Spring 2015 Member Spotlight

Leslie R. Zenk, Ph.D.leslie-zenk-web

Assistant Provost

Office of Academic Affairs

University of North Carolina at Charlotte

How long have you been a member of NCARE?

I joined NCARE in 2011 and I was elected to the NCARE Board as an at-large member for my first term in 2013.

Why did you join NCARE and how has being a member benefitted you?

I joined NCARE as a way to meet colleagues and engage with the academic community in North Carolina. Membership in the organization has been a valuable way for me to meet and network with colleagues across the state, identify collaborators with similar research and career interests, and learn about the educational policy and research landscape of North Carolina.

Please briefly discuss research you are currently conducting (the elevator talk version).
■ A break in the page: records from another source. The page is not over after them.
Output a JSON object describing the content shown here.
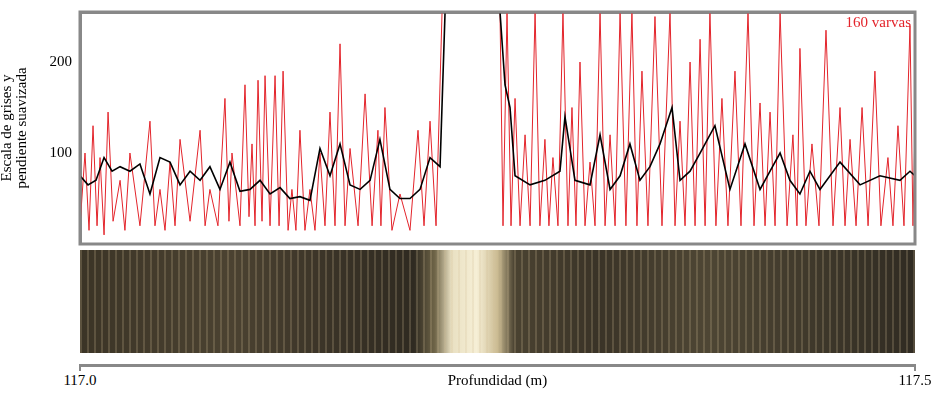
{
  "chart_data": {
    "type": "line",
    "y_label": [
      "Escala de grises y",
      "pendiente suavizada"
    ],
    "x_label": "Profundidad (m)",
    "xlim": [
      117,
      117.5
    ],
    "xticks": [
      {
        "value": 117,
        "label": "117.0"
      },
      {
        "value": 117.5,
        "label": "117.5"
      }
    ],
    "ylim": [
      0,
      255
    ],
    "yticks": [
      100,
      200
    ],
    "grid": false,
    "series": [
      {
        "name": "160 varvas",
        "color": "#e3242b",
        "x": [
          117.0,
          117.003,
          117.0054,
          117.0078,
          117.0102,
          117.012,
          117.0144,
          117.0168,
          117.0198,
          117.024,
          117.0269,
          117.0299,
          117.0359,
          117.0419,
          117.0449,
          117.0479,
          117.0509,
          117.0539,
          117.0569,
          117.0599,
          117.0659,
          117.0719,
          117.0749,
          117.0778,
          117.0826,
          117.0868,
          117.0892,
          117.091,
          117.0958,
          117.0988,
          117.1012,
          117.103,
          117.1048,
          117.1066,
          117.109,
          117.1108,
          117.1138,
          117.1168,
          117.1192,
          117.1216,
          117.1246,
          117.1269,
          117.1293,
          117.1317,
          117.1347,
          117.1377,
          117.1407,
          117.1437,
          117.1467,
          117.1497,
          117.1527,
          117.1557,
          117.1587,
          117.1617,
          117.1665,
          117.1707,
          117.1749,
          117.1784,
          117.1802,
          117.1826,
          117.1868,
          117.1916,
          117.1976,
          117.2024,
          117.206,
          117.2096,
          117.2132,
          117.2168,
          117.2204,
          117.2515,
          117.2533,
          117.2557,
          117.2581,
          117.2605,
          117.2635,
          117.2665,
          117.2695,
          117.2725,
          117.2754,
          117.2784,
          117.2808,
          117.2832,
          117.2862,
          117.2892,
          117.2922,
          117.2946,
          117.297,
          117.2994,
          117.3024,
          117.3054,
          117.3084,
          117.3114,
          117.3144,
          117.3174,
          117.3204,
          117.3234,
          117.3269,
          117.3305,
          117.3335,
          117.3365,
          117.3401,
          117.3443,
          117.3485,
          117.3533,
          117.3563,
          117.3593,
          117.3623,
          117.3653,
          117.3683,
          117.3713,
          117.3743,
          117.3772,
          117.3808,
          117.3844,
          117.388,
          117.3922,
          117.3958,
          117.4,
          117.4036,
          117.4072,
          117.4102,
          117.4132,
          117.4162,
          117.4192,
          117.4234,
          117.4269,
          117.4293,
          117.4311,
          117.4347,
          117.4383,
          117.4425,
          117.4467,
          117.4509,
          117.4551,
          117.4581,
          117.4611,
          117.4647,
          117.4683,
          117.4719,
          117.476,
          117.4796,
          117.4838,
          117.4868,
          117.4898,
          117.4934,
          117.497,
          117.4988,
          117.5
        ],
        "values": [
          20,
          100,
          15,
          130,
          20,
          95,
          10,
          145,
          25,
          70,
          15,
          100,
          20,
          135,
          20,
          60,
          15,
          90,
          20,
          115,
          25,
          125,
          20,
          60,
          20,
          160,
          25,
          100,
          20,
          175,
          30,
          110,
          20,
          180,
          25,
          185,
          20,
          185,
          20,
          190,
          15,
          60,
          15,
          125,
          15,
          60,
          15,
          100,
          20,
          145,
          20,
          220,
          20,
          105,
          20,
          165,
          20,
          125,
          20,
          150,
          15,
          55,
          15,
          125,
          20,
          135,
          20,
          255,
          255,
          255,
          20,
          255,
          20,
          160,
          20,
          120,
          20,
          255,
          20,
          115,
          20,
          95,
          20,
          255,
          20,
          150,
          20,
          200,
          20,
          90,
          20,
          255,
          20,
          120,
          20,
          255,
          20,
          255,
          20,
          190,
          20,
          250,
          20,
          255,
          20,
          135,
          20,
          200,
          20,
          225,
          20,
          255,
          20,
          160,
          20,
          190,
          20,
          255,
          20,
          155,
          20,
          145,
          20,
          255,
          20,
          120,
          20,
          215,
          20,
          110,
          20,
          235,
          20,
          150,
          20,
          115,
          20,
          150,
          20,
          190,
          20,
          95,
          20,
          130,
          20,
          240,
          20,
          130
        ]
      },
      {
        "color": "#000000",
        "x": [
          117.0,
          117.0048,
          117.0096,
          117.0144,
          117.0192,
          117.024,
          117.0299,
          117.0359,
          117.0419,
          117.0479,
          117.0539,
          117.0599,
          117.0659,
          117.0719,
          117.0778,
          117.0838,
          117.0898,
          117.0958,
          117.1018,
          117.1078,
          117.1138,
          117.1198,
          117.1257,
          117.1317,
          117.1377,
          117.1437,
          117.1497,
          117.1557,
          117.1617,
          117.1677,
          117.1737,
          117.1796,
          117.1856,
          117.1916,
          117.1976,
          117.2036,
          117.2096,
          117.2156,
          117.2186,
          117.2515,
          117.2545,
          117.2575,
          117.2605,
          117.2695,
          117.2784,
          117.2874,
          117.2904,
          117.2964,
          117.3054,
          117.3114,
          117.3174,
          117.3234,
          117.3293,
          117.3353,
          117.3413,
          117.3473,
          117.3545,
          117.3593,
          117.3653,
          117.3713,
          117.3802,
          117.3892,
          117.3982,
          117.4072,
          117.4132,
          117.4192,
          117.4251,
          117.4311,
          117.4371,
          117.4431,
          117.4551,
          117.4671,
          117.479,
          117.491,
          117.497,
          117.5
        ],
        "values": [
          75,
          65,
          70,
          95,
          80,
          85,
          80,
          88,
          55,
          95,
          90,
          65,
          80,
          70,
          85,
          60,
          90,
          58,
          60,
          70,
          55,
          62,
          50,
          52,
          48,
          105,
          75,
          110,
          65,
          60,
          70,
          115,
          60,
          50,
          50,
          60,
          95,
          85,
          255,
          255,
          175,
          150,
          75,
          65,
          70,
          80,
          140,
          70,
          65,
          120,
          60,
          75,
          110,
          70,
          85,
          110,
          150,
          70,
          80,
          100,
          130,
          60,
          110,
          60,
          80,
          100,
          70,
          55,
          80,
          60,
          90,
          65,
          75,
          70,
          80,
          75
        ]
      }
    ]
  }
}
I research leadership and decision making in public universities and the ways in which institutional mission and culture frame and shape those decisions. My research focuses on master’s granting, public institutions, which educate the majority of American undergraduate students. These master’s granting institutions are interesting because they have a unique series of external pressures that can put a strain on their institutional mission in a variety of ways.

 

I also research the relationship between leadership, gender and rural geography in higher education and the ways in which the rural experience provides context and understanding for women as leaders. This line of inquiry is part of a collaborative collective biography project designed to bridge the gap between the intellectual work of women leaders in higher education and the identities held by those leaders.

 

What is your greatest lesson learned about conducting educational research?
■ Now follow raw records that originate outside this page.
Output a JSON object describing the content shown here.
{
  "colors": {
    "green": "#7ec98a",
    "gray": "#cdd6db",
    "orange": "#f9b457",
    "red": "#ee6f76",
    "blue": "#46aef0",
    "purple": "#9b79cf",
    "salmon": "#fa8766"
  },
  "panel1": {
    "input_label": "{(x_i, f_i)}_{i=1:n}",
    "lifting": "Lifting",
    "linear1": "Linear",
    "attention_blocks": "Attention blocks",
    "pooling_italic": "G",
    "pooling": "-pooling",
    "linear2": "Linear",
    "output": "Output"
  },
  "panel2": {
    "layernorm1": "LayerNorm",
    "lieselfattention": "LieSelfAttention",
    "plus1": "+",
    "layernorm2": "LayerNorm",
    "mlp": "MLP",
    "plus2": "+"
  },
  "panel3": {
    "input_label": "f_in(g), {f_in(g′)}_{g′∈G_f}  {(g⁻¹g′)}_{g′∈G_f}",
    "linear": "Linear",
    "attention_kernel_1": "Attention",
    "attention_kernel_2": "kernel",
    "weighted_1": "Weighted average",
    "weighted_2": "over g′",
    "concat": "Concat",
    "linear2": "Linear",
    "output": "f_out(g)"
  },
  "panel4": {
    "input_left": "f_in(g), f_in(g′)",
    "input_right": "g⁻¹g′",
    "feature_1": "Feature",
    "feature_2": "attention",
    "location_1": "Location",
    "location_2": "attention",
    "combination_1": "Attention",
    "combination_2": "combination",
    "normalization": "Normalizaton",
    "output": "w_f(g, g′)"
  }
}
The greatest lesson I have learned is that you must make time to do your research. As an administrator-scholar my days are filled with committee and faculty meetings, therefore I must meticulously carve out time in my calendar for research and writing. I am also intentional about integrating my research and administrative agendas which ensures that my research informs my practice and vice-versa.

What are you most interested in learning about and/or doing next as a researcher?
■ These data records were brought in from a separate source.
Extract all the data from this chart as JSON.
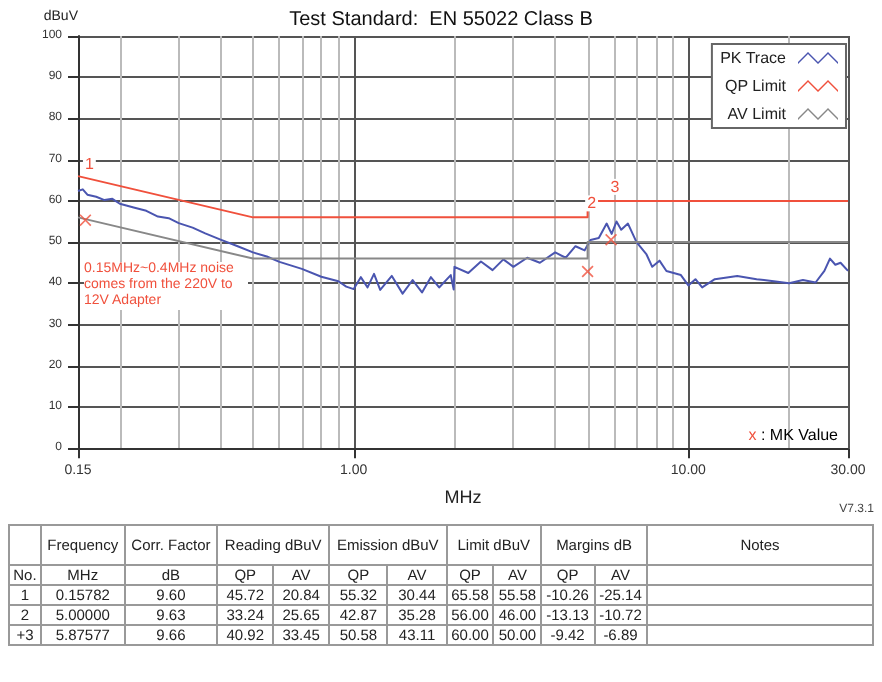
{
  "chart_data": {
    "type": "line",
    "title": "Test Standard:  EN 55022 Class B",
    "xlabel": "MHz",
    "ylabel": "dBuV",
    "log": "x",
    "grid": true,
    "legend": "top right",
    "xlim": [
      0.15,
      30
    ],
    "xticks": [
      {
        "value": 0.15,
        "label": "0.15"
      },
      {
        "value": 1,
        "label": "1.00"
      },
      {
        "value": 10,
        "label": "10.00"
      },
      {
        "value": 30,
        "label": "30.00"
      }
    ],
    "ylim": [
      0,
      100
    ],
    "yticks": [
      0,
      10,
      20,
      30,
      40,
      50,
      60,
      70,
      80,
      90,
      100
    ],
    "series": [
      {
        "name": "PK Trace",
        "color": "#4a55b0",
        "x": [
          0.15,
          0.155,
          0.16,
          0.17,
          0.18,
          0.19,
          0.2,
          0.22,
          0.24,
          0.26,
          0.28,
          0.3,
          0.33,
          0.36,
          0.4,
          0.45,
          0.5,
          0.55,
          0.6,
          0.7,
          0.8,
          0.9,
          0.95,
          1.0,
          1.05,
          1.1,
          1.15,
          1.2,
          1.3,
          1.4,
          1.5,
          1.6,
          1.7,
          1.8,
          1.95,
          1.99,
          2.0,
          2.2,
          2.4,
          2.6,
          2.8,
          3.0,
          3.3,
          3.6,
          4.0,
          4.3,
          4.6,
          4.9,
          5.1,
          5.4,
          5.7,
          5.9,
          6.1,
          6.3,
          6.6,
          7.0,
          7.5,
          7.8,
          8.2,
          8.6,
          9.5,
          10,
          10.5,
          11,
          12,
          14,
          16,
          18,
          20,
          22,
          24,
          25.5,
          26.5,
          27.5,
          28.5,
          30
        ],
        "values": [
          62.4,
          62.8,
          61.5,
          61.0,
          60.2,
          60.5,
          59.3,
          58.4,
          57.6,
          56.2,
          55.8,
          54.6,
          53.5,
          52.1,
          50.6,
          49.0,
          47.5,
          46.5,
          45.2,
          43.5,
          41.6,
          40.5,
          39.2,
          38.6,
          41.5,
          39.0,
          42.3,
          38.4,
          41.8,
          37.5,
          40.8,
          37.8,
          41.5,
          39.0,
          42.0,
          38.5,
          44.0,
          42.5,
          45.3,
          43.2,
          45.8,
          44.0,
          46.2,
          45.0,
          47.5,
          46.2,
          49.0,
          48.0,
          50.5,
          51.0,
          54.5,
          52.0,
          55.0,
          53.0,
          54.5,
          50.0,
          47.0,
          44.0,
          45.5,
          43.0,
          42.0,
          39.5,
          41.0,
          39.0,
          41.0,
          41.8,
          41.0,
          40.5,
          40.0,
          40.8,
          40.2,
          43.0,
          46.0,
          44.5,
          45.0,
          43.0
        ]
      },
      {
        "name": "QP Limit",
        "color": "#f0503c",
        "x": [
          0.15,
          0.5,
          5,
          5,
          30
        ],
        "values": [
          66,
          56,
          56,
          60,
          60
        ]
      },
      {
        "name": "AV Limit",
        "color": "#888888",
        "x": [
          0.15,
          0.5,
          5,
          5,
          30
        ],
        "values": [
          56,
          46,
          46,
          50,
          50
        ]
      },
      {
        "type": "scatter",
        "marker": "cross",
        "color": "#f0503c",
        "x": [
          0.15782,
          5.0,
          5.87577
        ],
        "values": [
          55.32,
          42.87,
          50.58
        ]
      }
    ],
    "annotations": [
      "0.15MHz~0.4MHz noise comes from the 220V to 12V Adapter",
      "x : MK Value",
      "V7.3.1",
      {
        "text": "1",
        "x": 0.15782,
        "y": 65.58
      },
      {
        "text": "2",
        "x": 5.0,
        "y": 56.0
      },
      {
        "text": "3",
        "x": 5.87577,
        "y": 60.0
      },
      "Frequency",
      "Corr. Factor",
      "Reading dBuV",
      "Emission dBuV",
      "Limit dBuV",
      "Margins dB",
      "Notes",
      "No. MHz dB QP AV QP AV QP AV QP AV",
      "1 0.15782 9.60 45.72 20.84 55.32 30.44 65.58 55.58 -10.26 -25.14",
      "2 5.00000 9.63 33.24 25.65 42.87 35.28 56.00 46.00 -13.13 -10.72",
      "+3 5.87577 9.66 40.92 33.45 50.58 43.11 60.00 50.00 -9.42 -6.89"
    ]
  }
}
I am interested in expanding my work on leadership, institutional mission, and culture to a variety of state and regional contexts, since my research has shown that institutional mission is deeply embedded in state and regional history. As an administrator, I also think it is important to consider the practical implications of academic research and would like to examine the ways in which institutional culture frames administrators’ everyday decisions and actions in policy-making, communication, and strategic planning.